Hence began the relinquishing of the principled stand vis-à-vis inviting the US to intervene militarily in Iraq. The treaty is not an acceptable pretext by Al-Maliki. It should draw condemnation even if the US, too, were to attempt to exploit it in order to intervene. As for the story of the tactics or the manoeuvres, this too is no less incoherent and no less a scandal.
In the beginning, the US refrained from intervening and using its air force giving internal as well as external, objective as well as subjective, reasons. It was content with dispatching military and security experts and advisers. It sought to justify its refusal in the name of the necessity of achieving internal Iraqi unity, as if to embroil all Iraqi parties in requesting its direct military intervention.
Yet, upon the shift by ISIS towards a clash with the Peshmerga in the Kurdish region and upon achieving some advance, the US rushed into military intervention with the use of the air force with the aim of bombing ISIS.
That was blatant US intervention that could only be called aggression and that should not be treated with indifference just because it is an action against ISIS.
The US military intervention, even if just in the form of air strikes, should be treated as aggression against Iraq and an infringement of its sovereignty even if it came in response to a request from Al-Maliki or from Massoud Barzani. It should be treated in exactly the same way as the US aggression against Yemen is treated, as an infringement of its sovereignty through the use of war planes to strike Al-Qaeda.
The pretext of fighting terrorism is unacceptable. No other pretext whatsoever is acceptable to justify asking for US military intervention against a domestic enemy or foe, no matter how dangerous this enemy or foe happens to be. Such threat should be confronted locally, primarily, or with the aid of a brother.
As for the US, it should be treated as a red line. There are many reasons for this. Every time US intervention was requested it ended up either with territorial occupation or with the establishment of military bases in the region or with a disastrous situation of division and deterioration. An internal enemy or foe would have been a lesser evil indeed. This is what we have seen of the US since the second Gulf war, let alone going back to earlier times in history and let alone invoking what the US did and is doing in support of the Zionist entity and what its planes are doing today in the Gaza Strip.

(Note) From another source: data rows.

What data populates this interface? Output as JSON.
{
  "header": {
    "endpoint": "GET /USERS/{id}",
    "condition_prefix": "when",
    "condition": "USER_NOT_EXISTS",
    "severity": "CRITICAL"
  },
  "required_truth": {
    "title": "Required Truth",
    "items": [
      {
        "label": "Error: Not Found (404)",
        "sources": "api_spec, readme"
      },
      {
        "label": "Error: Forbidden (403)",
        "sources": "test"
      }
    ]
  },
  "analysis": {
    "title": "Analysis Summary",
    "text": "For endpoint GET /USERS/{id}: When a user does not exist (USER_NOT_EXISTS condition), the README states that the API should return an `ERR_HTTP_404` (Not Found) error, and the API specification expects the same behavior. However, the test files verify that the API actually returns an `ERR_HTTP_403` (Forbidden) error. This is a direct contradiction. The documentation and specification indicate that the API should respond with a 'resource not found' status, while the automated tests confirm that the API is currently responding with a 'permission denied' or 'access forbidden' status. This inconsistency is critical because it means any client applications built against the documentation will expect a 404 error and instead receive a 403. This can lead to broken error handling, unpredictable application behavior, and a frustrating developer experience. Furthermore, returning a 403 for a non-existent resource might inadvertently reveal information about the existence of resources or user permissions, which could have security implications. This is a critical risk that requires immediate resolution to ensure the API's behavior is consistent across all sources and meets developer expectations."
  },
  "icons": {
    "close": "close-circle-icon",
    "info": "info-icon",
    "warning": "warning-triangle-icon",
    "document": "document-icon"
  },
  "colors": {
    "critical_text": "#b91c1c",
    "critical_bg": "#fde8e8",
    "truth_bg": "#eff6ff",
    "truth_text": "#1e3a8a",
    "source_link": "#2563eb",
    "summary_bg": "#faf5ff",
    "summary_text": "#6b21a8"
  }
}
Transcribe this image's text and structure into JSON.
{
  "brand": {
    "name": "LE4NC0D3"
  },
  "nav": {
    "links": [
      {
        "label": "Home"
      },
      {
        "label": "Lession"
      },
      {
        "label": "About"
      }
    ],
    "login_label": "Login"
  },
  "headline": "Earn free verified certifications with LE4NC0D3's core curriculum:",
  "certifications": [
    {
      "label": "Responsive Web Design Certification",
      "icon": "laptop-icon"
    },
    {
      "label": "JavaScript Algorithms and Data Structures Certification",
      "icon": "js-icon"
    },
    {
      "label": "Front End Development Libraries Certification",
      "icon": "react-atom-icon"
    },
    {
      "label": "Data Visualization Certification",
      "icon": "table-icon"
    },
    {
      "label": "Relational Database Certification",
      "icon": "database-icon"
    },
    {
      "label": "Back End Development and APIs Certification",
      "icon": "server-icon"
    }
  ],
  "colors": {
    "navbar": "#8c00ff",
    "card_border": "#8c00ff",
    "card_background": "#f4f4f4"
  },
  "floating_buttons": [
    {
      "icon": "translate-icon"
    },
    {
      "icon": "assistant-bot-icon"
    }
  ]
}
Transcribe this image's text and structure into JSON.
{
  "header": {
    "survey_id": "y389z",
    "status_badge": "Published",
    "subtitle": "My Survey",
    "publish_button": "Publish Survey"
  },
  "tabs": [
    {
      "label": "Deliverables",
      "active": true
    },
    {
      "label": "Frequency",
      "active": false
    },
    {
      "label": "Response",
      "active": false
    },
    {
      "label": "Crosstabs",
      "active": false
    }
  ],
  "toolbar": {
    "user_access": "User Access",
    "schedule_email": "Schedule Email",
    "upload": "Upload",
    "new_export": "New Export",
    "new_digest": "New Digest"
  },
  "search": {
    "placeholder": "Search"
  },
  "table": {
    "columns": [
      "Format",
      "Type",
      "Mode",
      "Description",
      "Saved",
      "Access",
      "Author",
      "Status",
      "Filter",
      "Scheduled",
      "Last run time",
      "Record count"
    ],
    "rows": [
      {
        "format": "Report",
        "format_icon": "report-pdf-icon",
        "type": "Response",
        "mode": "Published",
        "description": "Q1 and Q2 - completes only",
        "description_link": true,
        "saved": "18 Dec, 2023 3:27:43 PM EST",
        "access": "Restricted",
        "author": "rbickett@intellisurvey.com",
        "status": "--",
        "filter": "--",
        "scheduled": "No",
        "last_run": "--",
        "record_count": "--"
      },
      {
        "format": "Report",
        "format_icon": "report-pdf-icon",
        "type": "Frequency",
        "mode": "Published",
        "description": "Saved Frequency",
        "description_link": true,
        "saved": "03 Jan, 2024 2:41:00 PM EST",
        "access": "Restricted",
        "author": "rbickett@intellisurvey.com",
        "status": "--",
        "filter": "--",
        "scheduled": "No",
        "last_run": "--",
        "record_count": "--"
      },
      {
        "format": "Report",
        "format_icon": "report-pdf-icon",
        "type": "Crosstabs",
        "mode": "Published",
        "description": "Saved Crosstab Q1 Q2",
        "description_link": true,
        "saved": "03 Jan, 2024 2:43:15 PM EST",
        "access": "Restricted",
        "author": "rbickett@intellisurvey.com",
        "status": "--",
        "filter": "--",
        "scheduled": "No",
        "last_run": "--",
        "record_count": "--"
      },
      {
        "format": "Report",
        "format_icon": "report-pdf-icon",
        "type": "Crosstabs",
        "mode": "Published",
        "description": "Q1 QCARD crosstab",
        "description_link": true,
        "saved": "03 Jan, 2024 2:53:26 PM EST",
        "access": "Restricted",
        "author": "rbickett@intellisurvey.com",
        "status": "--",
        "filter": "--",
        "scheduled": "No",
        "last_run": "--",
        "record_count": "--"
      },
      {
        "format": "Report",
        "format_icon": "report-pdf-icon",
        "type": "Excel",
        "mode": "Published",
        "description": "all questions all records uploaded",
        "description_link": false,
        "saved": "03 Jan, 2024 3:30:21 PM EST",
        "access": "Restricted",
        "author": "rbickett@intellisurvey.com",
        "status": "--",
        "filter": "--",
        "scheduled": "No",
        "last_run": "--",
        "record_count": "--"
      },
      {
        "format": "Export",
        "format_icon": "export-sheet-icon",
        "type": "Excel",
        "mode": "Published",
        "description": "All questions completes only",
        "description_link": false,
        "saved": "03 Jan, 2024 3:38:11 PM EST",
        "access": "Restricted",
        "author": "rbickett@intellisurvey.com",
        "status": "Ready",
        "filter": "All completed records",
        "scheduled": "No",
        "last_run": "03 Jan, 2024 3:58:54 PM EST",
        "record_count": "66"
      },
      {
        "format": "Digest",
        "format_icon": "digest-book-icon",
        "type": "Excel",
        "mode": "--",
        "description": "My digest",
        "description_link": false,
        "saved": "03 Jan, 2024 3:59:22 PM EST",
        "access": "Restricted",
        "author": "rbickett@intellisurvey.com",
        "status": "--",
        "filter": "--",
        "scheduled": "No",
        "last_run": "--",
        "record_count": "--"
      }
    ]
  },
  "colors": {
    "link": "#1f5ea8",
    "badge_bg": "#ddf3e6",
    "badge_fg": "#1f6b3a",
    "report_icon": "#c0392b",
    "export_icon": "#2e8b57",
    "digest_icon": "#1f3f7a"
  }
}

As such, a reading of the practical experiences associated with each US military intervention would not permit relinquishing the principled position of rejecting any call for US intervention, of denouncing it and of considering it a red line.
Those who cannot confront ISIS in Iraq by means of the Iraqi people and all its living forces will not be able to confront it by inviting the US air force. All they do is make matters worse. Instead of abandoning the erroneous policies that allowed ISIS to get to where it is today they are making an even bigger mistake by seeking US help.
For this reason, there should be a decisive stance from within Iraq as well as from outside of it, at the level of the Arab and Islamic worlds, against the US aggression that is striking Iraq's territories from the air. Such aggression should never be justified under the pretext of resisting ISIS or terrorism. Otherwise we will be setting a serious precedence.